ベトナム北部における稲作は冬春作(冬に植えて春に収穫する)と夏秋作(夏に植えて秋に収穫する)の二期作であり、今は秋の収穫の時期に当たる。
先日Tuyenの家に遊びに行ったが、そこで脱穀機の実物を初めて見た。
脱穀機により稲の穂先から落とされた籾は、田んぼ道の半分を覆うほどに広げられ、天日に
翳される。
脱穀を終えたおじいさんから、午前中ではあるが自家製の酒を勧められ、しばし歓談。
この辺一帯は田を耕す工程から、田植え、刈り取り、籾から玄米、白米までの精米工程のほとんどすべてを手作業で実施しているという。

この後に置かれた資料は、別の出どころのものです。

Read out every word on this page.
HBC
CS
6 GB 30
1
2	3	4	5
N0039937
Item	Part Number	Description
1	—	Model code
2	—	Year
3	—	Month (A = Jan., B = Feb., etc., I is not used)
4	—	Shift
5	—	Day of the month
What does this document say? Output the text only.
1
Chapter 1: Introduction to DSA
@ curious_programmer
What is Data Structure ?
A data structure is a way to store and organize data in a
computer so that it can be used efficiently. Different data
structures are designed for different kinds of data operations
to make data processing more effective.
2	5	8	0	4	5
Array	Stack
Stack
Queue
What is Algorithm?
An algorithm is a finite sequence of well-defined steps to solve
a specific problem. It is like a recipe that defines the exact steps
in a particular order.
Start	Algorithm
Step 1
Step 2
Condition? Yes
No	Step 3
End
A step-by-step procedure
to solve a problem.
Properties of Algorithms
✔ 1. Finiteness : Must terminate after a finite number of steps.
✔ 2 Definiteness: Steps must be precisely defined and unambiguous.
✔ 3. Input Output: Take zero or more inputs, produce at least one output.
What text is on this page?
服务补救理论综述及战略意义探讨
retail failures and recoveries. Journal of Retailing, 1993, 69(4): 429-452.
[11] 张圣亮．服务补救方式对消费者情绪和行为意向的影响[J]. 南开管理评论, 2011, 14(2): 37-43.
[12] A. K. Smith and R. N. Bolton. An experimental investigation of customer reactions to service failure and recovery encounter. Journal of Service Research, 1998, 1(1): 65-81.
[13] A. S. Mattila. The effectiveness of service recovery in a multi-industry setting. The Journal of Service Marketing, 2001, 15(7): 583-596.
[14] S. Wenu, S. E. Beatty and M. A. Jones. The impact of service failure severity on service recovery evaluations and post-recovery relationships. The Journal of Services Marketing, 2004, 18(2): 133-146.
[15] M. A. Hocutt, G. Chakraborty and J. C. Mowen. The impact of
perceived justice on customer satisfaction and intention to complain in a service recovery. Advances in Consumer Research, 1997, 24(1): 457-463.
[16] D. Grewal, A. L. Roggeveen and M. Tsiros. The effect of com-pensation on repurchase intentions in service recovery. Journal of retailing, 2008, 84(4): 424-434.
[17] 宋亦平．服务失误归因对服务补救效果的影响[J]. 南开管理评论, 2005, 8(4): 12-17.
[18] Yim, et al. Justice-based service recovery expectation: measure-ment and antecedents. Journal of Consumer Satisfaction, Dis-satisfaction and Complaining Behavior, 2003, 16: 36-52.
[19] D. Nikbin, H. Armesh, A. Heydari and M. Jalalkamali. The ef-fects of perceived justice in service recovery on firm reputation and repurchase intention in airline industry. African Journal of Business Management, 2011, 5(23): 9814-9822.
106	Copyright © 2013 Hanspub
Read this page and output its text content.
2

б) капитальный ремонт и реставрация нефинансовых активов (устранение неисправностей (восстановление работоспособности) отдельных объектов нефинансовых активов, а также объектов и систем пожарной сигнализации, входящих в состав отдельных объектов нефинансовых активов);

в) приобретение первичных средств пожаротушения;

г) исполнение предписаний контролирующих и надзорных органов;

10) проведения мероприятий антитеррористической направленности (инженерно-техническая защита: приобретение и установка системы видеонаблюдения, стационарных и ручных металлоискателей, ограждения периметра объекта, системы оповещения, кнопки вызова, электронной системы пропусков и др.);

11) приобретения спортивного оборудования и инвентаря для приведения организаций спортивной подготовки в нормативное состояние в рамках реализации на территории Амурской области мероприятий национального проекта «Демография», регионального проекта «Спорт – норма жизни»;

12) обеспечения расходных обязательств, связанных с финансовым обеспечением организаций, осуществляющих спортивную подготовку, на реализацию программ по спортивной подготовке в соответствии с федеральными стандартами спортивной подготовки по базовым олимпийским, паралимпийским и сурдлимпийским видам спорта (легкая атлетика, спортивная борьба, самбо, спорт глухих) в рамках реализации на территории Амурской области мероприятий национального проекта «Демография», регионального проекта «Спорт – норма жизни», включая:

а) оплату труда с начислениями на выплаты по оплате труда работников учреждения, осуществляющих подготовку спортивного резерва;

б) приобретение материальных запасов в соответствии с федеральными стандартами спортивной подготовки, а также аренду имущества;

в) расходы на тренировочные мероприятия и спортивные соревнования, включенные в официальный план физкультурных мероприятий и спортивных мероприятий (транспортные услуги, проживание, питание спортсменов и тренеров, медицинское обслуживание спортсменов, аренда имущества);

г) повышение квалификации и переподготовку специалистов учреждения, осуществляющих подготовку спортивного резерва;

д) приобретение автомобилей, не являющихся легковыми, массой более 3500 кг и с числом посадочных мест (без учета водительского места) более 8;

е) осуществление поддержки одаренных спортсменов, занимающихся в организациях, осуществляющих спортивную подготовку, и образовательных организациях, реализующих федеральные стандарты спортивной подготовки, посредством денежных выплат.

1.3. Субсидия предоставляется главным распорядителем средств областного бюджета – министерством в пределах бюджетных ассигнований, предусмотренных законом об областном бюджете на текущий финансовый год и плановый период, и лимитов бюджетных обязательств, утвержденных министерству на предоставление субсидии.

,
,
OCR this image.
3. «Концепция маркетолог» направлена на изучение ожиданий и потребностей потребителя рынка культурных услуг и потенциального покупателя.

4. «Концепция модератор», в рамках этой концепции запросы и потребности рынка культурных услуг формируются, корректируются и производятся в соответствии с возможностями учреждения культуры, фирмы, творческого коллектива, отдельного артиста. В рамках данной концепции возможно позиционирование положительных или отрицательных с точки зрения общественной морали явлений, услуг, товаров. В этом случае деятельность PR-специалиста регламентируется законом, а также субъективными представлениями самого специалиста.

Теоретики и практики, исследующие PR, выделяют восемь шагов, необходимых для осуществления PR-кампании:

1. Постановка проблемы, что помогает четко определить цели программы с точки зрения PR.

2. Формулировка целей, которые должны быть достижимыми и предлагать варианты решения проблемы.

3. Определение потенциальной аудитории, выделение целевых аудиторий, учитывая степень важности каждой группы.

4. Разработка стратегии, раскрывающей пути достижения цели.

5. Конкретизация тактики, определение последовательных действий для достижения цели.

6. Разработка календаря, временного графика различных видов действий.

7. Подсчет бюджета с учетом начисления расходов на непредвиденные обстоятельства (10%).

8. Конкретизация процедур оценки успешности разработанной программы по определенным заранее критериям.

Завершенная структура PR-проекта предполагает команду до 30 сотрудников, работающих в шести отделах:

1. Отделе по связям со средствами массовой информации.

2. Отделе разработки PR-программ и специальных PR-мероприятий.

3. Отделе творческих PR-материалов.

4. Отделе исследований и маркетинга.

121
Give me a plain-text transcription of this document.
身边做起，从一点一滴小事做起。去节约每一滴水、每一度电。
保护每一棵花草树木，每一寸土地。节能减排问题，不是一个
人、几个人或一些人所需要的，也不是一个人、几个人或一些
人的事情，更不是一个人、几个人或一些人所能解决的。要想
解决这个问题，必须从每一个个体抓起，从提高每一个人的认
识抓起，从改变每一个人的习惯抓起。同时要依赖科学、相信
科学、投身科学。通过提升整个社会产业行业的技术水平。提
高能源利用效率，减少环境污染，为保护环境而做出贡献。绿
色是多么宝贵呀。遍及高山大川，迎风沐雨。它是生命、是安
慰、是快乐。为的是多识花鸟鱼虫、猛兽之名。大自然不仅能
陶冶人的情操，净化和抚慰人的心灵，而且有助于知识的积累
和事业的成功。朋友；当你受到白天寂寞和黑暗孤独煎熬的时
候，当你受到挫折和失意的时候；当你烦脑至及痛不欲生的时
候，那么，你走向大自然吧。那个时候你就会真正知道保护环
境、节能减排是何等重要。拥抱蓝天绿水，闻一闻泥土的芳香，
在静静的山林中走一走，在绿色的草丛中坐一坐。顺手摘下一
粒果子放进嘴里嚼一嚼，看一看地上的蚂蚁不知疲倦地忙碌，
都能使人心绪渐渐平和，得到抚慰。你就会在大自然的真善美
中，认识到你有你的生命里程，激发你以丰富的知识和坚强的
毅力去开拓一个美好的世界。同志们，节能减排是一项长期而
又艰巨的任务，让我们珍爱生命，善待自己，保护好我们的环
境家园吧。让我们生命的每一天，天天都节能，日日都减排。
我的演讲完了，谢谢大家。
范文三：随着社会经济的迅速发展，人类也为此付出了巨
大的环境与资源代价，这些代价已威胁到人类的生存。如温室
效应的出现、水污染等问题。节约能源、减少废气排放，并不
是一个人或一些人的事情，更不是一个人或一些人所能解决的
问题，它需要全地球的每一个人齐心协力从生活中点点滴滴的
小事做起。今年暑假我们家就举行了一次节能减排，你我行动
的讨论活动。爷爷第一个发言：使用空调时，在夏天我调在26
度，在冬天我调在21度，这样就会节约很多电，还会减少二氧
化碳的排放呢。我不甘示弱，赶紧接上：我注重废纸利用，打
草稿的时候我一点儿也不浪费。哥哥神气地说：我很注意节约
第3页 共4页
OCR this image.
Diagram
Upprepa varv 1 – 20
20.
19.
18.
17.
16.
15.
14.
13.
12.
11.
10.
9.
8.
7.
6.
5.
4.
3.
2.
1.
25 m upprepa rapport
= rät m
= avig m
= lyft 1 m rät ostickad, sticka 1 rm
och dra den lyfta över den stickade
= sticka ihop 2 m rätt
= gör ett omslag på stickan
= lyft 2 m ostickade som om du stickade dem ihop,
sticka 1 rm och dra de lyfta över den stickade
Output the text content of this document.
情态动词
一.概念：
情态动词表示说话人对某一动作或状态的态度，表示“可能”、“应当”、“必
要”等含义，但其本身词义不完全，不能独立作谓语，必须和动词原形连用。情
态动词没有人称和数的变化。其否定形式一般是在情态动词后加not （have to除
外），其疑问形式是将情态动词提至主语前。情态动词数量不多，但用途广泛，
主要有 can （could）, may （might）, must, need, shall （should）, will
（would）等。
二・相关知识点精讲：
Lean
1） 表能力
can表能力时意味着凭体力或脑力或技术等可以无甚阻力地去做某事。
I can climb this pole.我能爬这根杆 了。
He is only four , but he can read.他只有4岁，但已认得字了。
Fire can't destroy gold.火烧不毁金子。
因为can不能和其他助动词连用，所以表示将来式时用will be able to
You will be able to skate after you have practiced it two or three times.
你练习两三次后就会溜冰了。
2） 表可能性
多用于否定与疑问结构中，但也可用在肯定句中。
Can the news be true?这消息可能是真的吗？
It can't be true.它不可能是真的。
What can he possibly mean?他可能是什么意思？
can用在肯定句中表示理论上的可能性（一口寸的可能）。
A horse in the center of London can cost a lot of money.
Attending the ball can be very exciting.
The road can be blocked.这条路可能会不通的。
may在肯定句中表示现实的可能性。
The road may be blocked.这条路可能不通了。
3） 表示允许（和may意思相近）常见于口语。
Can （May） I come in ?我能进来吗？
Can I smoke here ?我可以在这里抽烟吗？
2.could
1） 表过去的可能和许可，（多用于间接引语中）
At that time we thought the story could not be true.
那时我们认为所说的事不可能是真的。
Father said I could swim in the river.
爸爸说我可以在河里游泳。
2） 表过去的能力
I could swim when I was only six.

日の出とともに起き、田畑作業に精を出し、日が暮れるとその日の仕事は終わり、あとは五右衛門風呂で疲れを癒し、自家製の酒を楽しむ。
お袋の親父さん、俺にとっては祖父にあたる祖谷のじいちゃんがこういう生活だった。
俺は小さい頃から夏休みのほとんどを祖谷で過ごした。
俺が祖谷に着く日に、じいちゃんは必ずきりぎりすを取ってくれていた。

じいちゃんは俺が小学生低学年の時、自宅で息を引き取った。
家族、親戚が集まり雑談をしている中で、「ふっ」と息を吸った後、そのまま旅立った。
俺はその時、隅っこで寝ていたのだが、じいちゃんの最後の息の音を確かに聞いた。

どうやら朝からの酒と古い脱穀機が、じいちゃんのことを思い出させたようだ。